I’ve already cited several examples of things I’ve tried to do to continue on a mission of lifelong learning. I’ve already said you get so much more than you give when you share with students, practice mentoring, and participate in associations. These efforts are rewarding. They provide benefits that aren’t apparent before you become involved. Learning is the big one. You can always learn new things. But you have to want to grow and you have to seek out the experiences. And you must have an open mind. Lifelong learning is a natural by-product of being in the advertising business. You can find yourself, as I have, in the beer business one day, in the toy business the next, or maybe in the banking or telecommunications business. You have to be flexible and curious about everything. You have to be a sort of student of pop culture too. Go to movies. Enjoy music. Read. It’s all relevant. It can make advertising communications better. Alex Bogusky, creative director and partner at Crispin, Porter + Bogusky is one guy who has inspired me. Alex dropped out of college and jumped into the world of work at a young age. He has a natural curiosity and challenges everyone around him. I’d have to say he is a very good example of someone who is committed to a philosophy of lifelong learning. Alex once suggested that a college would give him an honorary degree someday. He already deserves it for his contributions to the advertising industry. I hope he gets the recognition he deserves. If I were president of Tapioca College
of South Central Florida (or some such place) I’d be more than happy to award Alex a doctor of arts degree just for the intensity with which he approaches each day. I try to do that too.
Sense of Humor
I can’t tell you how to have a sense of humor about your life and career. I can only say it’s really important. Life is serious. Bad things happen. Good things happen. Try to put into perspective. Advertising is important but, if you make a mistake, no one dies. Earlier in my career, (when I worked on Burger King, I think), someone told me to relax a little. “Advertising isn’t Brain Surgery,” they said. Years later I saw a cartoon that turned that calming advice on its ear. It showed a surgeon at an operating table with the nurse saying “Relax Doctor, this isn’t advertising.” Everything is relative I guess.

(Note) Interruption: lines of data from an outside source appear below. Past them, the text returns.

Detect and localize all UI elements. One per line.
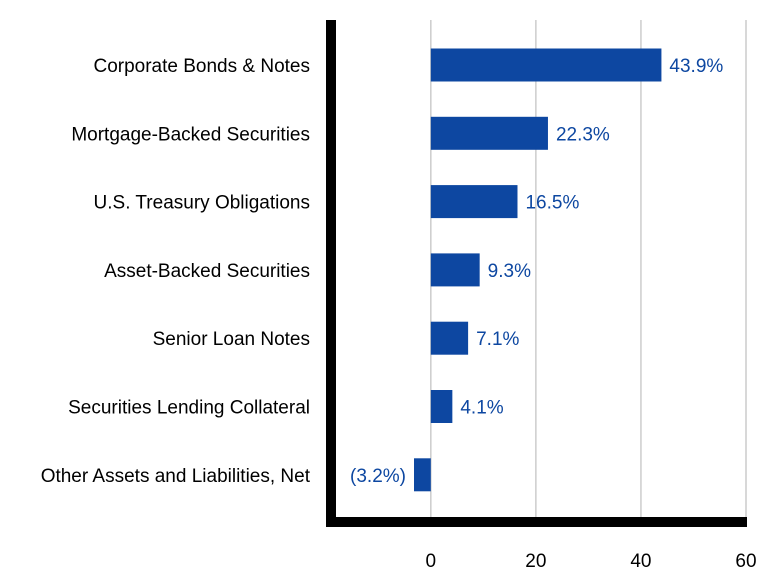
category-label: Corporate Bonds & Notes (93, 56, 310, 77)
bar (430, 116, 548, 150)
data-label: 9.3% (488, 261, 531, 282)
category-label: Asset-Backed Securities (104, 261, 310, 282)
data-label: 43.9% (669, 56, 723, 77)
category-label: Senior Loan Notes (153, 329, 310, 350)
x-tick-label: 0 (426, 551, 437, 572)
data-label: 7.1% (476, 329, 519, 350)
data-label: (3.2%) (350, 466, 406, 487)
data-label: 4.1% (460, 398, 503, 419)
x-tick-label: 40 (630, 551, 651, 572)
x-tick-label: 60 (735, 551, 756, 572)
category-label: Mortgage-Backed Securities (71, 124, 310, 145)
bar (430, 48, 662, 82)
category-label: Other Assets and Liabilities, Net (41, 466, 311, 487)
bar (430, 185, 518, 219)
bars (414, 48, 662, 492)
data-label: 22.3% (556, 124, 610, 145)
x-axis-line (326, 517, 747, 527)
category-label: U.S. Treasury Obligations (94, 193, 310, 214)
labels: 0 20 40 60 Corporate Bonds & Notes 43.9% Mortg… (41, 56, 757, 572)
data-label: 16.5% (525, 193, 579, 214)
axes (326, 20, 747, 527)
bar (430, 390, 453, 423)
bar (430, 253, 480, 287)
y-axis-line (326, 20, 336, 527)
bar (414, 458, 431, 492)
x-tick-label: 20 (525, 551, 546, 572)
category-label: Securities Lending Collateral (68, 398, 310, 419)
bar (430, 321, 469, 355)
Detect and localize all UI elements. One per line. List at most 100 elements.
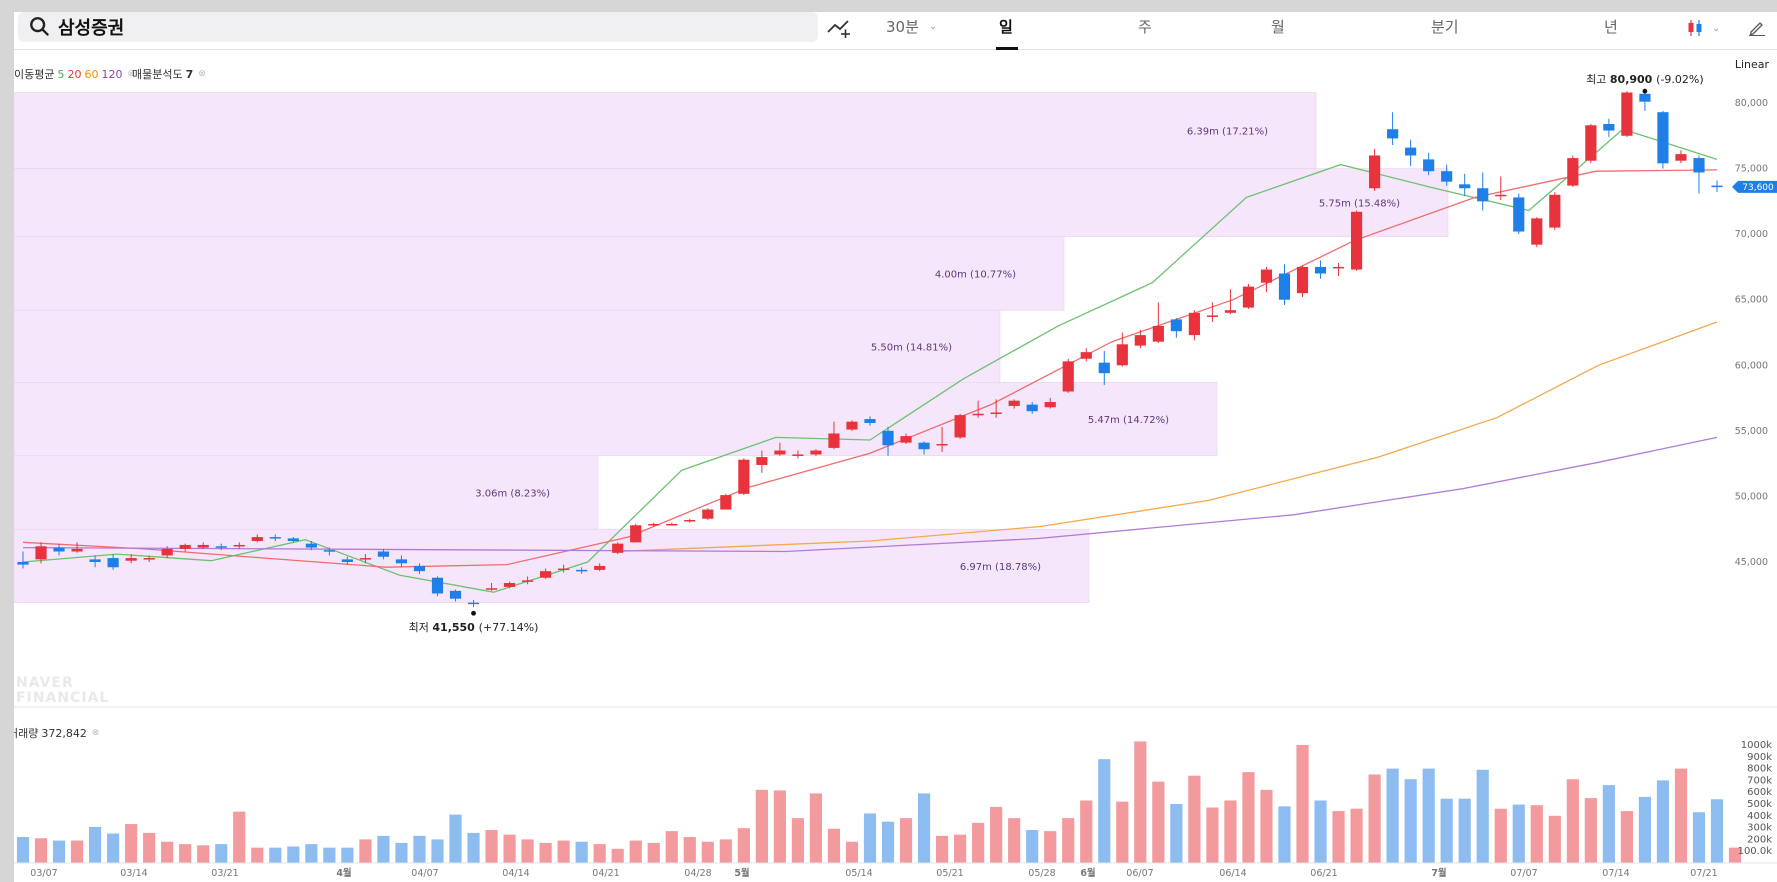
candle-body — [341, 559, 353, 562]
search-box[interactable]: 삼성증권 — [18, 12, 818, 42]
candle — [1206, 302, 1218, 323]
tab-period-month[interactable]: 월 — [1271, 18, 1285, 36]
volume-bar — [1422, 768, 1435, 863]
tab-period-day[interactable]: 일 — [999, 18, 1013, 36]
volume-bar — [1152, 781, 1165, 863]
candle-body — [1441, 171, 1453, 182]
scale-type-label[interactable]: Linear — [1734, 58, 1769, 71]
minute-period-label: 30분 — [886, 18, 919, 36]
candle — [828, 421, 840, 450]
x-axis-label: 05/14 — [845, 868, 872, 879]
tab-period-year[interactable]: 년 — [1604, 18, 1618, 36]
volume-profile-legend[interactable]: 매물분석도 7 ⊗ — [132, 66, 206, 82]
volume-bar — [611, 848, 624, 863]
candle — [702, 508, 714, 521]
candle — [1170, 318, 1182, 338]
candle-body — [1350, 211, 1363, 270]
candle-body — [810, 450, 822, 455]
candle — [1314, 260, 1327, 279]
volume-bar — [1242, 772, 1255, 863]
price-axis-label: 80,000 — [1735, 98, 1768, 109]
watermark-logo: NAVER FINANCIAL — [16, 675, 109, 706]
candle-body — [1387, 129, 1399, 139]
candle-body — [359, 558, 371, 560]
candle — [648, 522, 660, 527]
volume-bar — [1044, 831, 1057, 863]
x-axis-label: 03/21 — [211, 868, 238, 879]
candle-body — [540, 571, 552, 578]
volume-bar — [34, 838, 48, 863]
candle — [125, 554, 137, 564]
candle-body — [774, 450, 786, 455]
volume-bar — [593, 844, 606, 863]
candle-body — [648, 523, 660, 526]
candle — [71, 542, 83, 553]
candles-layer — [17, 91, 1723, 608]
candle-body — [269, 537, 281, 539]
x-axis-label: 07/14 — [1602, 868, 1629, 879]
candle — [846, 420, 858, 431]
candle-body — [395, 559, 408, 564]
tab-period-week[interactable]: 주 — [1138, 18, 1152, 36]
candle — [179, 543, 191, 552]
candle-body — [143, 558, 155, 560]
candle — [1224, 289, 1237, 315]
volume-bar — [1026, 829, 1039, 863]
chart-canvas[interactable]: 6.39m (17.21%) 5.75m (15.48%) 4.00m (10.77… — [14, 12, 1777, 882]
minute-period-select[interactable]: 30분 ⌄ — [886, 16, 937, 37]
volume-bar — [521, 839, 534, 863]
candle — [1080, 348, 1092, 362]
ma-legend[interactable]: 이동평균 5 20 60 120 ⊗ — [14, 66, 135, 82]
candle-body — [576, 569, 588, 572]
volume-value: 372,842 — [41, 726, 87, 740]
drawing-tool-icon[interactable] — [826, 16, 852, 38]
candle-body — [1008, 400, 1020, 406]
x-axis-label: 04/21 — [592, 868, 619, 879]
close-icon[interactable]: ⊗ — [91, 728, 100, 738]
chart-app: 6.39m (17.21%) 5.75m (15.48%) 4.00m (10.77… — [14, 12, 1777, 882]
chart-type-select[interactable]: ⌄ — [1686, 18, 1720, 38]
candle-body — [413, 565, 426, 572]
candle-body — [630, 525, 642, 543]
pencil-icon — [1749, 22, 1765, 36]
candle — [1369, 148, 1381, 191]
candle — [954, 413, 966, 439]
edit-icon[interactable] — [1748, 18, 1766, 36]
candle-body — [1044, 402, 1056, 408]
candle — [449, 589, 462, 602]
price-axis-label: 70,000 — [1735, 229, 1768, 240]
candle-body — [1080, 352, 1092, 359]
tab-period-quarter[interactable]: 분기 — [1431, 18, 1459, 36]
price-axis-label: 65,000 — [1735, 295, 1768, 306]
volume-bar — [377, 835, 390, 863]
candle — [431, 576, 444, 597]
candle-body — [918, 442, 930, 450]
volume-bar — [485, 829, 498, 863]
volume-bar — [629, 840, 642, 863]
search-input-value[interactable]: 삼성증권 — [58, 18, 125, 39]
volume-bar — [1206, 807, 1219, 863]
volume-profile-label: 6.39m (17.21%) — [1187, 127, 1268, 138]
candle — [485, 582, 498, 591]
volume-legend: 거래량 372,842 ⊗ — [14, 725, 99, 741]
candle — [774, 442, 786, 456]
candle-body — [71, 548, 83, 552]
candle — [1098, 350, 1110, 385]
x-axis-label: 06/21 — [1310, 868, 1337, 879]
candle — [53, 543, 65, 556]
candle-body — [1369, 155, 1381, 189]
candle-body — [936, 443, 948, 446]
close-icon[interactable]: ⊗ — [198, 69, 206, 79]
volume-bar — [1656, 780, 1670, 863]
volume-bar — [197, 845, 210, 863]
volume-bar — [1476, 769, 1489, 863]
candle — [594, 563, 606, 572]
close-icon[interactable]: ⊗ — [127, 69, 136, 79]
volume-bar — [1080, 800, 1093, 863]
candle-body — [954, 415, 966, 438]
x-axis-label: 03/07 — [30, 868, 57, 879]
volume-bar — [863, 813, 877, 863]
volume-bar — [1188, 775, 1201, 863]
candle — [1405, 139, 1417, 166]
candle-body — [1513, 197, 1525, 232]
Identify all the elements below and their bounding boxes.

I’ve tried to explain career moves in metaphors like the profession of acting. If you’re an actor, you might pursue the big bucks in Hollywood Feature Films. Or you might prefer live acting on stage in a theater. You might be compromising. Only you yourself, can really know. Sometimes you might not be so sure. In professional sports (e.g. baseball) you can find yourself moving from team to team in a dizzying series of trades. All the while you have to determine if your love of the game justifies the moving around. I admire those guys. They play because they can make a contribution. They play because they are recognized as guys who add value. I can relate.